Saturday, January 17, 2009

Day Six: Burger Time!!

Burger King says I can have it my way. Well, that may be so, but I'm still paying for it as if I had it Jake's way.

See, I don't like too much on my sandwiches, whether they be burgers, chicken, fish, or whatever other manor of foodstuffs you'd purchase from any fast food establishment. Generally, I'll get a burger with cheese and lettuce, and that's it. (I'm not nearly as picky about this at Tarvis is, but a stray onion can really ruin a good burger in my opinion!) Yet my burger, light on ingredients but heavy on good old beefy integrity, costs the same as the guy next in line who got the meat patty with cheese, lettuce, tomato, onion, ketchup, mustard, pickle, more mustard, and very likely horseradish. Hey, that guy got two mustards! I basically let him have mine and paid for it anyway!

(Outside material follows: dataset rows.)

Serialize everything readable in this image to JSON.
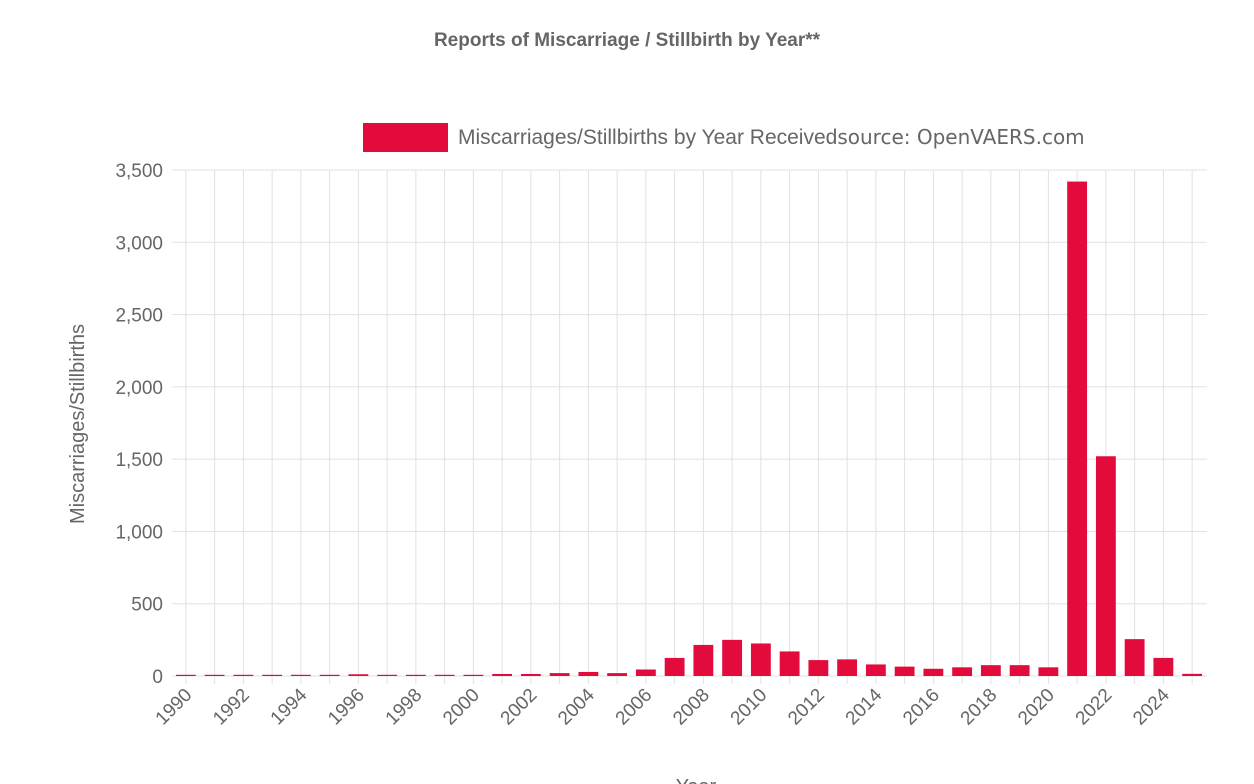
{
  "chart_data": {
    "type": "bar",
    "title": "Reports of Miscarriage / Stillbirth by Year**",
    "xlabel": "Year",
    "ylabel": "Miscarriages/Stillbirths",
    "legend": {
      "label": "Miscarriages/Stillbirths by Year Received",
      "source": "source: OpenVAERS.com",
      "position": "top-right"
    },
    "bar_color": "#e30b3c",
    "ylim": [
      0,
      3500
    ],
    "yticks": [
      0,
      500,
      1000,
      1500,
      2000,
      2500,
      3000,
      3500
    ],
    "ytick_labels": [
      "0",
      "500",
      "1,000",
      "1,500",
      "2,000",
      "2,500",
      "3,000",
      "3,500"
    ],
    "categories": [
      "1990",
      "1991",
      "1992",
      "1993",
      "1994",
      "1995",
      "1996",
      "1997",
      "1998",
      "1999",
      "2000",
      "2001",
      "2002",
      "2003",
      "2004",
      "2005",
      "2006",
      "2007",
      "2008",
      "2009",
      "2010",
      "2011",
      "2012",
      "2013",
      "2014",
      "2015",
      "2016",
      "2017",
      "2018",
      "2019",
      "2020",
      "2021",
      "2022",
      "2023",
      "2024",
      "2025"
    ],
    "xtick_labels": [
      "1990",
      "1992",
      "1994",
      "1996",
      "1998",
      "2000",
      "2002",
      "2004",
      "2006",
      "2008",
      "2010",
      "2012",
      "2014",
      "2016",
      "2018",
      "2020",
      "2022",
      "2024"
    ],
    "values": [
      2,
      4,
      3,
      3,
      3,
      3,
      12,
      6,
      8,
      5,
      7,
      14,
      14,
      20,
      28,
      20,
      45,
      125,
      215,
      250,
      225,
      170,
      110,
      115,
      80,
      65,
      50,
      60,
      75,
      75,
      60,
      3420,
      1520,
      255,
      125,
      15
    ],
    "grid": true
  }
}
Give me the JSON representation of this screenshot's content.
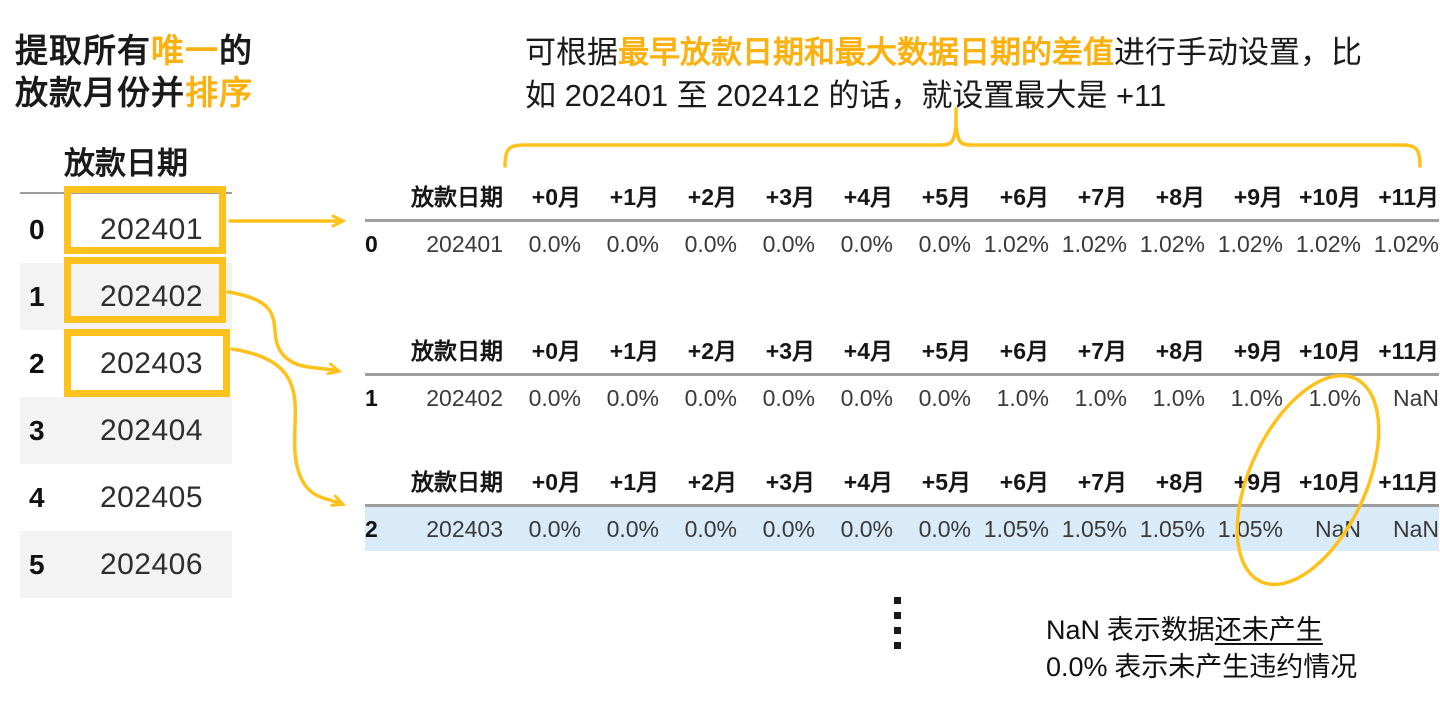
{
  "colors": {
    "accent_text": "#FBB10F",
    "accent_shape": "#FFC21C",
    "highlight_row_blue": "#D9EBF8",
    "stripe_gray": "#F3F3F3",
    "rule_gray": "#9E9E9E"
  },
  "annotation_left": {
    "line1_pre": "提取所有",
    "line1_hl": "唯一",
    "line1_post": "的",
    "line2_pre": "放款月份并",
    "line2_hl": "排序"
  },
  "annotation_top": {
    "line1_pre": "可根据",
    "line1_hl": "最早放款日期和最大数据日期的差值",
    "line1_post": "进行手动设置，比",
    "line2": "如 202401 至 202412 的话，就设置最大是 +11"
  },
  "left_table": {
    "header": "放款日期",
    "rows": [
      {
        "index": "0",
        "value": "202401"
      },
      {
        "index": "1",
        "value": "202402"
      },
      {
        "index": "2",
        "value": "202403"
      },
      {
        "index": "3",
        "value": "202404"
      },
      {
        "index": "4",
        "value": "202405"
      },
      {
        "index": "5",
        "value": "202406"
      }
    ]
  },
  "vintage_tables": [
    {
      "columns": [
        "放款日期",
        "+0月",
        "+1月",
        "+2月",
        "+3月",
        "+4月",
        "+5月",
        "+6月",
        "+7月",
        "+8月",
        "+9月",
        "+10月",
        "+11月"
      ],
      "row": {
        "index": "0",
        "date": "202401",
        "values": [
          "0.0%",
          "0.0%",
          "0.0%",
          "0.0%",
          "0.0%",
          "0.0%",
          "1.02%",
          "1.02%",
          "1.02%",
          "1.02%",
          "1.02%",
          "1.02%"
        ]
      },
      "row_highlighted": false
    },
    {
      "columns": [
        "放款日期",
        "+0月",
        "+1月",
        "+2月",
        "+3月",
        "+4月",
        "+5月",
        "+6月",
        "+7月",
        "+8月",
        "+9月",
        "+10月",
        "+11月"
      ],
      "row": {
        "index": "1",
        "date": "202402",
        "values": [
          "0.0%",
          "0.0%",
          "0.0%",
          "0.0%",
          "0.0%",
          "0.0%",
          "1.0%",
          "1.0%",
          "1.0%",
          "1.0%",
          "1.0%",
          "NaN"
        ]
      },
      "row_highlighted": false
    },
    {
      "columns": [
        "放款日期",
        "+0月",
        "+1月",
        "+2月",
        "+3月",
        "+4月",
        "+5月",
        "+6月",
        "+7月",
        "+8月",
        "+9月",
        "+10月",
        "+11月"
      ],
      "row": {
        "index": "2",
        "date": "202403",
        "values": [
          "0.0%",
          "0.0%",
          "0.0%",
          "0.0%",
          "0.0%",
          "0.0%",
          "1.05%",
          "1.05%",
          "1.05%",
          "1.05%",
          "NaN",
          "NaN"
        ]
      },
      "row_highlighted": true
    }
  ],
  "notes": {
    "line1_latin": "NaN",
    "line1_mid": " 表示数据",
    "line1_underlined": "还未产生",
    "line2_latin": "0.0%",
    "line2_rest": " 表示未产生违约情况"
  },
  "ellipsis_dots": [
    0,
    0,
    0,
    0
  ]
}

So here's an idea I had back when I was a kid: everybody starts at scratch: $0.00. That's if you buy nothing. (Which really, then why are you at the restaurant to begin with?) Then, each beef patty costs exactly the same. Let's say $1.00 for argument's sake. The bun costs a bit to make as well, maybe another $0.27, and if you'd like it lightly toasted that's another $0.03. So everybody pays a basic $1.30 for a plain hamburger with a lightly-buttered bun. Then, you can add whatever the heck you want to it, but you pay for every little bit as it comes. The cost of the amount of whatever it is you're putting on your burger would be almost inconsequential, of course, so it's not like a burger with "the works" is going to run you $8.50 or anything like that (unless, of course, you're at Becks' Prime, in which case it is worth it), so the difference between my sandwich and yours will probably never top more than a dollar, but those dollars add up after awhile! It could be figured to the point where a burger with everything tops out at whatever the cost of a burger with everything is now, under the insufficient and corrupt "we'll make the poor allergic-to-tomatoes people pay for everyone else's ketchup" system.

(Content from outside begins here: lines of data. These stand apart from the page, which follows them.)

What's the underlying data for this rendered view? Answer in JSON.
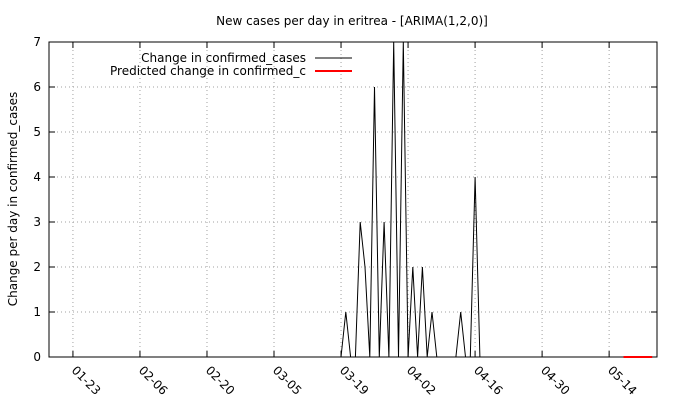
{
  "chart_data": {
    "type": "line",
    "title": "New cases per day in eritrea -  [ARIMA(1,2,0)]",
    "xlabel": "",
    "ylabel": "Change per day in confirmed_cases",
    "ylim": [
      0,
      7
    ],
    "xlim": [
      "2020-01-18",
      "2020-05-24"
    ],
    "yticks": [
      0,
      1,
      2,
      3,
      4,
      5,
      6,
      7
    ],
    "xticks": [
      {
        "date": "2020-01-23",
        "label": "01-23"
      },
      {
        "date": "2020-02-06",
        "label": "02-06"
      },
      {
        "date": "2020-02-20",
        "label": "02-20"
      },
      {
        "date": "2020-03-05",
        "label": "03-05"
      },
      {
        "date": "2020-03-19",
        "label": "03-19"
      },
      {
        "date": "2020-04-02",
        "label": "04-02"
      },
      {
        "date": "2020-04-16",
        "label": "04-16"
      },
      {
        "date": "2020-04-30",
        "label": "04-30"
      },
      {
        "date": "2020-05-14",
        "label": "05-14"
      }
    ],
    "grid": true,
    "legend_position": "top-right",
    "series": [
      {
        "name": "Change in confirmed_cases",
        "color": "#000000",
        "x": [
          "2020-03-19",
          "2020-03-20",
          "2020-03-21",
          "2020-03-22",
          "2020-03-23",
          "2020-03-24",
          "2020-03-25",
          "2020-03-26",
          "2020-03-27",
          "2020-03-28",
          "2020-03-29",
          "2020-03-30",
          "2020-03-31",
          "2020-04-01",
          "2020-04-02",
          "2020-04-03",
          "2020-04-04",
          "2020-04-05",
          "2020-04-06",
          "2020-04-07",
          "2020-04-08",
          "2020-04-09",
          "2020-04-10",
          "2020-04-11",
          "2020-04-12",
          "2020-04-13",
          "2020-04-14",
          "2020-04-15",
          "2020-04-16",
          "2020-04-17",
          "2020-04-18",
          "2020-04-19"
        ],
        "y": [
          0,
          1,
          0,
          0,
          3,
          2,
          0,
          6,
          0,
          3,
          0,
          7,
          0,
          7,
          0,
          2,
          0,
          2,
          0,
          1,
          0,
          0,
          0,
          0,
          0,
          1,
          0,
          0,
          4,
          0,
          0,
          0
        ]
      },
      {
        "name": "Predicted change in confirmed_c",
        "color": "#ff0000",
        "x": [
          "2020-05-17",
          "2020-05-23"
        ],
        "y": [
          0,
          0
        ]
      }
    ]
  }
}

Admittedly, the costs of some of these things would probably have to be levied just a bit, since if they kept the cost of "the works" the exact same as it is now and charged the rest of us less for every ingredient they are saving, they may end up a bit behind in overall profits, and I understand not wanting to lose profits, especially this day in age. Still, whatever increase would exist would still be pretty minimal, and I'm sure that over enough hours of hard negotiations a system could be developed that saw each of us paying for what food we eat and not for that which we will NEVER eat because it may kill us.

Or just ruin a perfectly good burger.

(Incidentally, does anyone remember the old Nintendo game "Burger Time"? Was there a story involved, or were we just crushing our enemies using gigantic hamburger parts?)